但當他們面對一群完全殺不死,且殺人手段如鬼神般恐怖的怪物時,刻在骨子裡的欺軟怕硬徹底暴露無遺。
「魔鬼,這是滿洲國的魔鬼!」
「快逃,打不死的,根本打不死!」
殘存的日軍丟下引以為傲的步槍,哭喊著連滾帶爬向後方逃竄。
但轉身逃跑只會讓他們死得更快。
短短不到半柱香的功夫,整整六百多名裝備精良的日本兵便化作了一地碎肉,長街上的積雪被融化,粘稠的血液匯聚成暗紅色的溪流,順著青石板的縫隙緩緩流淌。
只有零星幾個日本兵早早逃跑。
蘇白面無表情地踏過滿地殘骸,靴子踩在血水中發出黏膩的聲響。
他目光平靜地看向遠處那座戒備森嚴的指揮部大樓。
「去,把地上那些香瓜手雷都撿起來。
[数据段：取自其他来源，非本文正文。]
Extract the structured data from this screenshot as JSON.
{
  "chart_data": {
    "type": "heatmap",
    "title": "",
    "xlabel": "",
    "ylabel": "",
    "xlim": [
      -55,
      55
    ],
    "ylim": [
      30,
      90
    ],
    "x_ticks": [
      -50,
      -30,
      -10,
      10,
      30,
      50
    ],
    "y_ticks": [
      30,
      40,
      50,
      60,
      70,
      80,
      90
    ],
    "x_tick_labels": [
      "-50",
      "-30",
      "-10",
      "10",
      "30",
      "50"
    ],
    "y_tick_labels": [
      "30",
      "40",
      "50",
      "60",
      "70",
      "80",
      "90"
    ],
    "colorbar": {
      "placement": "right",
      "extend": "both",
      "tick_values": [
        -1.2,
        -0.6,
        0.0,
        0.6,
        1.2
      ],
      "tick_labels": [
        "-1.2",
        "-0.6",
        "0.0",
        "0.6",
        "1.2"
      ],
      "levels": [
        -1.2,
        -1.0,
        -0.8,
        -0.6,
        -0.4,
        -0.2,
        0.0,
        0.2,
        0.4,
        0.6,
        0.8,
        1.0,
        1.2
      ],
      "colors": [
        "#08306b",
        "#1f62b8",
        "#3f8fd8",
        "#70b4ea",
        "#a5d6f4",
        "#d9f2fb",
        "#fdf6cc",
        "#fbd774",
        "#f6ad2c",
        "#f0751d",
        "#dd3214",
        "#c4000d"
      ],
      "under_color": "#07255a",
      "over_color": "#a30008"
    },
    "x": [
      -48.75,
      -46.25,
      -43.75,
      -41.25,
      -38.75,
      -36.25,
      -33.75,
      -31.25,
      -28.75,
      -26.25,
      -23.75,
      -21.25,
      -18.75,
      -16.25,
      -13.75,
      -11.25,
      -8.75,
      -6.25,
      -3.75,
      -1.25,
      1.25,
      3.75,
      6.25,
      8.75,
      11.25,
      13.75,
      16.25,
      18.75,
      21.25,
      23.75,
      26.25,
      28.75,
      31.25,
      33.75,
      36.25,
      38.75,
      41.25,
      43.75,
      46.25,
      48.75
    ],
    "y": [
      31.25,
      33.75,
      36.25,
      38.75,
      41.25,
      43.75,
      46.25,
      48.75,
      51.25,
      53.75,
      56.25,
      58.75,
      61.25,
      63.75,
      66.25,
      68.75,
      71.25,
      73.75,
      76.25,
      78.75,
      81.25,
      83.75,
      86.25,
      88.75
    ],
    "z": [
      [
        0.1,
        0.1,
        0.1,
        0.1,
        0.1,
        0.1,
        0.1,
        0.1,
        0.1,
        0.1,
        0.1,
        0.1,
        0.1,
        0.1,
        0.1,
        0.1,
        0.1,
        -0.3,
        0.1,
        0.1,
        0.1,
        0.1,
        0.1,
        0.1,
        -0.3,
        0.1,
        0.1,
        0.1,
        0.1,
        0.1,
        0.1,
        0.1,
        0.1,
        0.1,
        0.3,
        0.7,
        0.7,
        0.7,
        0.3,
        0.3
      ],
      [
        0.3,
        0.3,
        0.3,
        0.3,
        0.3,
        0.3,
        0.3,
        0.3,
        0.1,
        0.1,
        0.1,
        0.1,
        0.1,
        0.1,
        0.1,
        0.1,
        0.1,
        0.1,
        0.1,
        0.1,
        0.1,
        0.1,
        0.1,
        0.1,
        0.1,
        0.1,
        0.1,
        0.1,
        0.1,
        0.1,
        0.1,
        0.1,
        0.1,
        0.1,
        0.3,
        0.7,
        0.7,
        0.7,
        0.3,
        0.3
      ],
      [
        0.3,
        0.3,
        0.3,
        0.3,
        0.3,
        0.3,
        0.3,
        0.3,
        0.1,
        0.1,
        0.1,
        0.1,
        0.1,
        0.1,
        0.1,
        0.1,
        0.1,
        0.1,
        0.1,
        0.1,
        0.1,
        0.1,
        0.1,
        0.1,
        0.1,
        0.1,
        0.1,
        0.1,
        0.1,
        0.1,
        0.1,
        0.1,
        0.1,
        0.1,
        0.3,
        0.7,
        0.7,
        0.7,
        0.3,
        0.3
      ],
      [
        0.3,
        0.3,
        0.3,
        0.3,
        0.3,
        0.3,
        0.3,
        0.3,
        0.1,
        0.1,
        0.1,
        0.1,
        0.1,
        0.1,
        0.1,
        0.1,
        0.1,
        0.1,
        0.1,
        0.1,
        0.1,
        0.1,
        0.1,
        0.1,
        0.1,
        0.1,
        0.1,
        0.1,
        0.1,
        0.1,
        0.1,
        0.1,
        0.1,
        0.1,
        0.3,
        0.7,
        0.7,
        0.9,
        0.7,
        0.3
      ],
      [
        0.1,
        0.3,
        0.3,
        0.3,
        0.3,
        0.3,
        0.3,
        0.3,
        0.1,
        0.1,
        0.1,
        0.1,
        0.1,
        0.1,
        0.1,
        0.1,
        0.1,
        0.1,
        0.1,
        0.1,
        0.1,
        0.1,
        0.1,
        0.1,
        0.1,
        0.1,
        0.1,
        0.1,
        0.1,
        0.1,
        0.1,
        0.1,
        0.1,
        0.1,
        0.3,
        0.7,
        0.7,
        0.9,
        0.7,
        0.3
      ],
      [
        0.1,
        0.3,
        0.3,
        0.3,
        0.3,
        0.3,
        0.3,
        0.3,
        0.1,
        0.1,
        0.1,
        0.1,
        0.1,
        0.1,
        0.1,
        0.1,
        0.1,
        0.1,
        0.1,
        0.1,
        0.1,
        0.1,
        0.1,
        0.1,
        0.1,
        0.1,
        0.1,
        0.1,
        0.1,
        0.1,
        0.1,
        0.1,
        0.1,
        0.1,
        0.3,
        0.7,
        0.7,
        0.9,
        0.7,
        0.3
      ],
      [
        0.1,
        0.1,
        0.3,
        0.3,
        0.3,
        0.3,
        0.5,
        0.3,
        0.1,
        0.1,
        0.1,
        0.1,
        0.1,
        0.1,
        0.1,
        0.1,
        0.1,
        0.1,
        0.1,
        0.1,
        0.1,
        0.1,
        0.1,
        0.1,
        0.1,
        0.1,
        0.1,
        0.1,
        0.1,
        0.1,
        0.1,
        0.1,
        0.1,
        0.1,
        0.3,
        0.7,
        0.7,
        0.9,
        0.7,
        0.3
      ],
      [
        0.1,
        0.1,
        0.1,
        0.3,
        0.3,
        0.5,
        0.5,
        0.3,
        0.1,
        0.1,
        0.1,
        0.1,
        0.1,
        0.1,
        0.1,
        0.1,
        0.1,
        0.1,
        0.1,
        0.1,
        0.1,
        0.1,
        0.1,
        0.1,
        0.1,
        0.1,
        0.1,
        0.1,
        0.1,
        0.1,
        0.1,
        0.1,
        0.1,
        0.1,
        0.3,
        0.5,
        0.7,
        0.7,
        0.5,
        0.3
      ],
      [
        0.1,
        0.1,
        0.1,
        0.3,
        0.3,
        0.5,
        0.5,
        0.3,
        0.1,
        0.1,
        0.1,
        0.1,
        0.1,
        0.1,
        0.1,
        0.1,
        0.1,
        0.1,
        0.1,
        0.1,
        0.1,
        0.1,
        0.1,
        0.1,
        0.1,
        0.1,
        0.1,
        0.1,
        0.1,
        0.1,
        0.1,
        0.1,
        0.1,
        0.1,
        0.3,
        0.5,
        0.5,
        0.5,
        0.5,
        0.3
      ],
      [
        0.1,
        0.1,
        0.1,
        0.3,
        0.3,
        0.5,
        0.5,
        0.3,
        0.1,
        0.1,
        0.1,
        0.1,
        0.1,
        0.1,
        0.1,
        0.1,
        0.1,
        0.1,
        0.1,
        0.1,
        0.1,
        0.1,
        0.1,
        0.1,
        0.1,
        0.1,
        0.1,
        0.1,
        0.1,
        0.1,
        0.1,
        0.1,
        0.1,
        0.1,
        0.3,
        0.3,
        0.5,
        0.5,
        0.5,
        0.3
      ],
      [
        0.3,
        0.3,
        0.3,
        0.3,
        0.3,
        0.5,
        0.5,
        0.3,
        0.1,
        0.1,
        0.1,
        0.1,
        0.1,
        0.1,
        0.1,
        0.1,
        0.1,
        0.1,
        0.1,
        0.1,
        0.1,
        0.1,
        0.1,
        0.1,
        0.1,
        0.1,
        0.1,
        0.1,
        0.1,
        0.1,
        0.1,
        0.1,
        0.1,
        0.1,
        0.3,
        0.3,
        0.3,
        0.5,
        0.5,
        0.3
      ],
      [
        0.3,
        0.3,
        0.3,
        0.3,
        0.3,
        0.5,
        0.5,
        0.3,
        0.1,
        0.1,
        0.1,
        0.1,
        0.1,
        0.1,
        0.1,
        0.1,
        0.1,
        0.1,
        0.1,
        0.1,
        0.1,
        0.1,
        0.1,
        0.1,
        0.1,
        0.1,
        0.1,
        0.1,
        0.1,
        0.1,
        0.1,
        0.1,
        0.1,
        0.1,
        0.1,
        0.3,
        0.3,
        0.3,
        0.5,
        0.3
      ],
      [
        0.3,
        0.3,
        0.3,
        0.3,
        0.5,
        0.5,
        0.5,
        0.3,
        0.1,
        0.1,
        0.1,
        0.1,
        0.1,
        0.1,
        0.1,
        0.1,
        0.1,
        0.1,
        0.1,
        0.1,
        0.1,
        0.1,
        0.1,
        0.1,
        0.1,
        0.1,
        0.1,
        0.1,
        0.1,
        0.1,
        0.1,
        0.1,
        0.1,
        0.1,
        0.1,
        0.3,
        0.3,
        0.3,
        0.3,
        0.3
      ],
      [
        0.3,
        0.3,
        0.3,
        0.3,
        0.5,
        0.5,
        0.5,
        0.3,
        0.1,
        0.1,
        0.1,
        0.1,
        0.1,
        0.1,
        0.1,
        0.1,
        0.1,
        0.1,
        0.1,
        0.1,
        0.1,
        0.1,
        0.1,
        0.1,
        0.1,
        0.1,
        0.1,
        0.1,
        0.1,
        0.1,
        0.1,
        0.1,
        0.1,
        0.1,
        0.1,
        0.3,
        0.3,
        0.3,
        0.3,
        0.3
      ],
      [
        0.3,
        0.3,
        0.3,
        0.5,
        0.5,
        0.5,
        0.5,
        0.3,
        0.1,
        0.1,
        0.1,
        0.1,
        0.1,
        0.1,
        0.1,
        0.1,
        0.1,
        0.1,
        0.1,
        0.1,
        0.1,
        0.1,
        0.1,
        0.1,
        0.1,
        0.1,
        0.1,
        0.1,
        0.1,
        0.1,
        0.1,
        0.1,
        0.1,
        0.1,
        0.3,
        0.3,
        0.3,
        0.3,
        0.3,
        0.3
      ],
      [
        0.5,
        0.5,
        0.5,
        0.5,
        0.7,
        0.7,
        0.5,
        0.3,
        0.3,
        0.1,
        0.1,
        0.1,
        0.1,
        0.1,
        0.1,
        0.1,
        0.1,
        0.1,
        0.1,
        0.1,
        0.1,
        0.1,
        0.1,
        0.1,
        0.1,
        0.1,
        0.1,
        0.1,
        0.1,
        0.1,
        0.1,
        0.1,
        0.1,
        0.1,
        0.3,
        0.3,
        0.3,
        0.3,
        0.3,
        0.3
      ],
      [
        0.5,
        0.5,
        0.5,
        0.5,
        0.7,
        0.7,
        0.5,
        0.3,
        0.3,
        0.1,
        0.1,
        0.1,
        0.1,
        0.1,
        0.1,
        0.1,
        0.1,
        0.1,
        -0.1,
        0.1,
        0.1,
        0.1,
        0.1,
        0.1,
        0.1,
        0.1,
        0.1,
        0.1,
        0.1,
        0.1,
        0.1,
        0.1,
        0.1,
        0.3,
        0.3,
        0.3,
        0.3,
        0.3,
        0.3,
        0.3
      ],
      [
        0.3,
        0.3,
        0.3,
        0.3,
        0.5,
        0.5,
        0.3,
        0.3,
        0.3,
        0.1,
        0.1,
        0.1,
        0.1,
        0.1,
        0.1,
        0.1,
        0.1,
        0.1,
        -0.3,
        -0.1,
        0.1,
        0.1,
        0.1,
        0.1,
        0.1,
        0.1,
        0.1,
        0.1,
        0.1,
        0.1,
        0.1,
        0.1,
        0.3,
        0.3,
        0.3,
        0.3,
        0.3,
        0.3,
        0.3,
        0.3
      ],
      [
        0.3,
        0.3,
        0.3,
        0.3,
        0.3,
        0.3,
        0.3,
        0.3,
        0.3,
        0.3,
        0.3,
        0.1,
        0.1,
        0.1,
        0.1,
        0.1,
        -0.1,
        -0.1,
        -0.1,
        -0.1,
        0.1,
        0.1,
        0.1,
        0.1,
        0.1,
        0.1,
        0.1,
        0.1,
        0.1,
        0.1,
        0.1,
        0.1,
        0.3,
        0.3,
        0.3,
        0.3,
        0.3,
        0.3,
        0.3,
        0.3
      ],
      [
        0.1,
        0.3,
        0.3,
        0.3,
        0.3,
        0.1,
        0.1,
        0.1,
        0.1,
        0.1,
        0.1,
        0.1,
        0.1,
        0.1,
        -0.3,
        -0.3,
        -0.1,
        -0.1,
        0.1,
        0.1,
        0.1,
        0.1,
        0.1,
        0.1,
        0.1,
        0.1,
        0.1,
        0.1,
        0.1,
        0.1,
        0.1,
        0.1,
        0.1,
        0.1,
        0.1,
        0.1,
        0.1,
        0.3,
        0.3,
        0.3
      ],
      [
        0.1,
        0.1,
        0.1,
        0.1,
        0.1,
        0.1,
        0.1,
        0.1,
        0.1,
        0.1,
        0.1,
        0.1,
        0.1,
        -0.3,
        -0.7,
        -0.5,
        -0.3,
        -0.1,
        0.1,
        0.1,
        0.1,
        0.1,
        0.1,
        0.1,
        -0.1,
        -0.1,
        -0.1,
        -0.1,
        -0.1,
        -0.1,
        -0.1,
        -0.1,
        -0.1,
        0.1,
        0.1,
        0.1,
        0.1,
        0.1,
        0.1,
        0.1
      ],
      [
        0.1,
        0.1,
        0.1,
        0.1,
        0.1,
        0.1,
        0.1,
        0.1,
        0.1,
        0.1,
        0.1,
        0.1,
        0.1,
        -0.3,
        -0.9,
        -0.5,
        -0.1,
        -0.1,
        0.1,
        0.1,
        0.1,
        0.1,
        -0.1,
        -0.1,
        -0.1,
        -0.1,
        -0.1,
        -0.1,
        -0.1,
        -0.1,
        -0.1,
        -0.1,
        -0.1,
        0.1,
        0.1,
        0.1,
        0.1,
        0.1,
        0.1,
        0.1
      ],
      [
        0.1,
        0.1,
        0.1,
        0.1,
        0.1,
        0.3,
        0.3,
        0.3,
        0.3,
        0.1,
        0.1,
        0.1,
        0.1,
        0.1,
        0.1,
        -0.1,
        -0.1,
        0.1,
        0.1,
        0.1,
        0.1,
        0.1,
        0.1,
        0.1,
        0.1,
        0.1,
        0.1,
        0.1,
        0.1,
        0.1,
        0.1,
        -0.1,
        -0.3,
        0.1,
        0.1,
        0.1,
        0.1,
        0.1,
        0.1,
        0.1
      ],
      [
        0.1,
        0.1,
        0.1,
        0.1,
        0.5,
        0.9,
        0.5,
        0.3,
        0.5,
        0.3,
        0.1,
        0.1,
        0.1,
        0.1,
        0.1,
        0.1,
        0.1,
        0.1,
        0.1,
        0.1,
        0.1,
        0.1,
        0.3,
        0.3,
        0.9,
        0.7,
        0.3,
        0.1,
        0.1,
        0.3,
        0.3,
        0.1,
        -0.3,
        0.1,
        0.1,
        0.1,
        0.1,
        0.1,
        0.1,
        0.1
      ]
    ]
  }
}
」蘇白輕聲下令。
二十尊暗影沉默地彎腰,將戰利品掛滿腰間,隨後如同幽靈衛隊般,簇擁著蘇白,繼續向著縣城的心臟地帶穩步推進。
……
本溪縣守備指揮部,中佐辦公室。
屋內火爐燒得正旺,將房間烘得暖洋洋的,卻驅不散板津直純骨子裡的那一絲寒意。
他坐在寬大的辦公桌後,食指毫無規律地敲擊著實木桌面。
早在蘇白現身城門的那一刻,他就得到了情報,認出這就是那四個被奉天司令部下了天價通緝令的神州異人之一。
板津直純並沒有像開原縣的同僚那樣傲慢輕敵,他深知能連續剿滅松風營地和兩座重鎮的人絕非泛泛之輩。
為了確保萬無一失,他直接派出了手底下的四個步兵中隊,整整七百名全副武裝的大日本帝國勇士。
可那砰砰亂跳的心臟,卻讓他始終無法安定。
幾分鐘前,他還是沒忍住拿起了桌上的電話機,要通了駐紮在公主嶺的森連中將,請求鐵道守備大隊隨時準備支援。
就在他剛剛放下聽筒的瞬間,辦公室的實木門被砰的一聲粗暴撞開。
副官連軍帽都跑丟了,腳步踉蹌地撲倒在辦公桌前,臉色慘白得如同死人,嘴唇止不住地哆嗦著。
「不好了,中佐閣下,全……全完了!」
板津直純猛地站起身,雙手撐在桌面上,眼神如刀般刮過副官的臉龐,呼吸出現了一絲微不可察的停滯。